There is a pile of books on the coffee table in Roger Waters’s Sydney hotel suite.
Perched on top is the religious-baiting The God Delusion by Richard Dawkins. The tall, slim Waters, whose long, wavy grey hair gives him the air of a bohemian priest, is eager to get stuck into it, having already enjoyed Sam Harris’s The End of Faith, another provocative poke at religious belief.
It is not a surprising reading list given faith and its consequences have been direct and indirect issues in many of Waters’s songs, both for Pink Floyd and in his solo work since an acrimonious split in the 1980s with the other three members of the band.
“I think the fact that people are beginning to make these points, in a coherent way that is getting media attention, is fundamentally important to the possibilities of our children having proper lives,” he says.
“I think the Holy Scriptures are superstitious nonsense. I think more and more the empirical evidence goes to support that view. It’s great that people like Dawkins are actually writing very easy to read and coherent expressions of my point of view [he chuckles] so I’m pleased about that.
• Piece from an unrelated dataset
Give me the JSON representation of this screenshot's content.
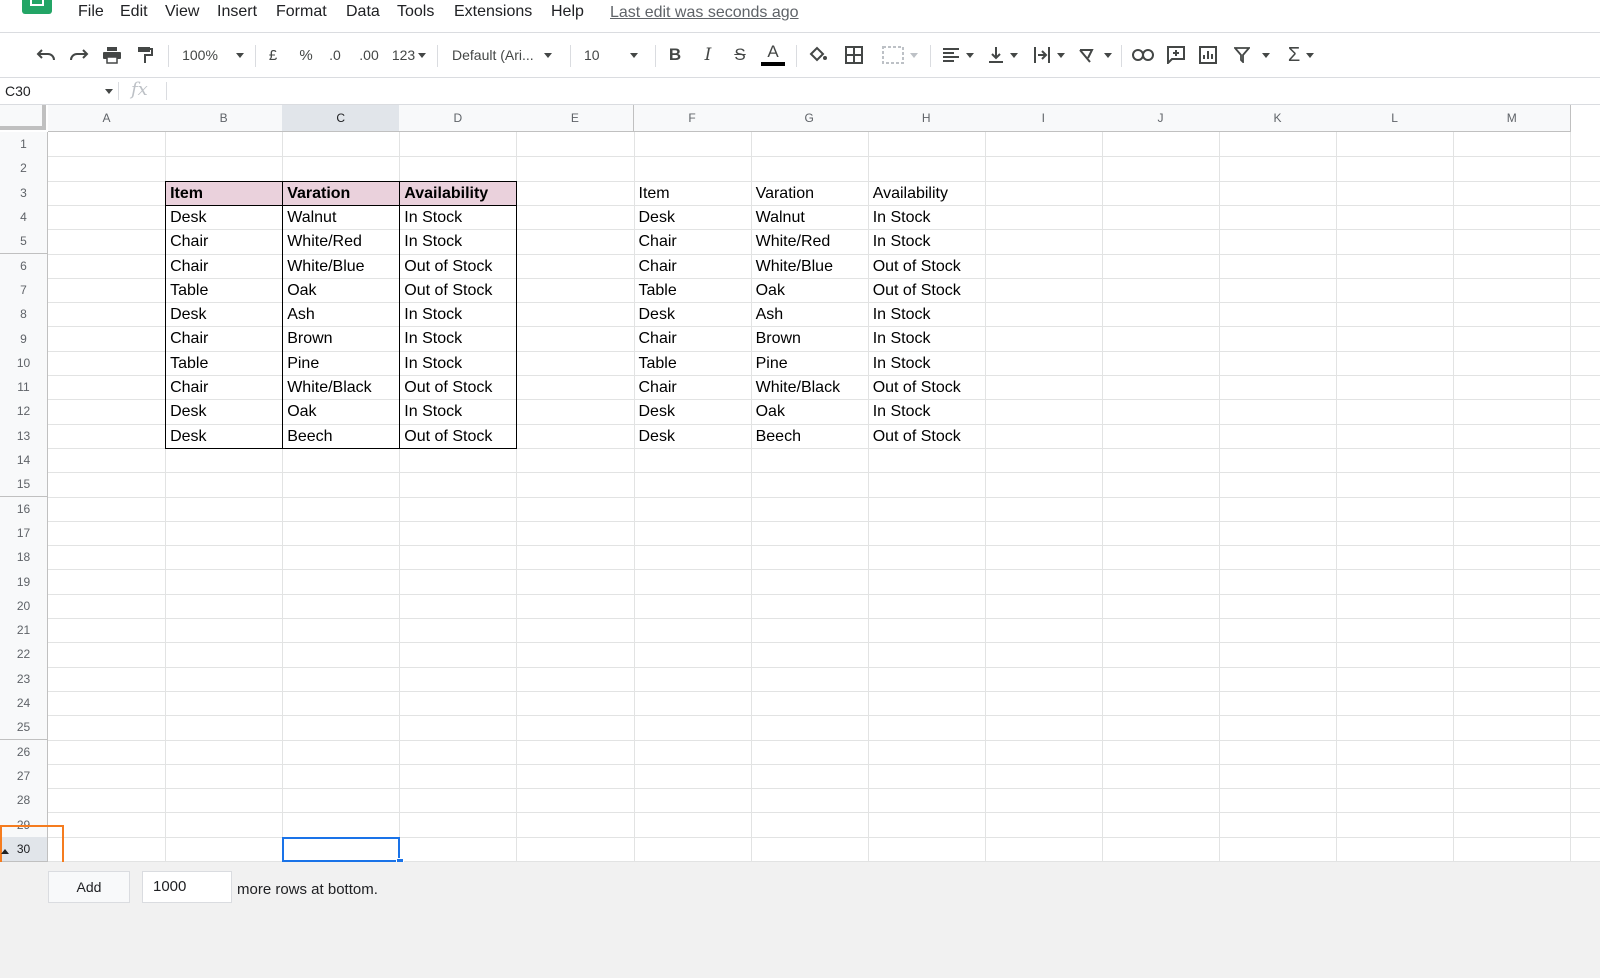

So, yes, you’re right, [religion] is absolutely central to all I do now.”
In the second half of the concerts on this tour, Waters is performing Pink Floyd’s era-defining 1973 album, Dark Side of the Moon (which ABC listeners and viewers recently voted one of their all-time favourite albums), in full for the first time. It was on that album that Waters, who as a very young child lost his father during World War II, grew up in the emotionally stunted postwar years and lost his friend, Floyd’s founding member and principal songwriter, Syd Barrett, to psychosis, began to exercise and exorcise his personal demons as he sought to understand himself.
Religion is an obvious answer that others might have found, but he chose not to. What did he find instead? In one of his poems printed in the program for this tour, named after and inspired by a viewing of the concert film The Last Waltz, Waters writes:”I just want that thing when voices join in harmony.” His 1992 album Amused to Death tackled some of these issues, too.
“It’s the eternal question, whether man as a group is capable of good, or whether we are doomed to always make evil choices,” Waters says.
Has he not seen evidence of man being capable of good?
“Well, I have, in individual circumstances, obviously, but as a group, as a species, as I say in Amused to Death, ‘give any species too much rope and they f— it up. We’re doing a pretty royal job of f—ing up at the moment’.”
It may not be surprising then that Waters is commonly assumed to be at best self-loathing but possibly misanthropic.
“I’m not misanthropic at all,” he says calmly. “I see glimmers of hope. I have to say, though, as I have grown older and dealt with one or two of my specific personal psychological, philosophical problems, I found it easier myself to be nicer to people than I used to be when I was a snotty kid, a snotty young man. Which is good.”
In a flippant way, looking at the possibility of human beings living together rather than in opposition, you could say that if the members of Pink Floyd can get back on stage together, as they did last year for the Live 8 concert, then anything is possible.
Waters laughs. “I guess the Live 8 thing could have been seen as symbolic of something, and in fact I did make some comments to that end. It did seem that to be wandering around espousing this idea of communicating and solving problems while not talking to [Floyd guitarist and vocalist Dave] Gilmour was hypocritical.”
The emotional response of fans to that reunion stunned Waters. Enough for him at least – if not for Gilmour, unfortunately for fans – to countenance the idea of a longer-lasting reformation after two decades of being virulently opposed to the idea.
Maybe as with Lou Reed – who was in Sydney last week with the stage production of his album Berlin and who has seemingly gone from a famously irascible if not downright abusive singer to a pleasant and emotional human being – there is something to be said for the cliche that as you get older you start realising you wasted too much time and energy with hating and anger. “There is no question that that is true,” Waters says. “Part of the reason I’m here is that since I started touring again in 1999 the connection that I feel with the audience – which is something that I was never interested in, never had anything to do with in the days of the Floyd – is
something that I not only enjoy immensely but I concede has enormous value for me.
“And for them [in the audience] actually.”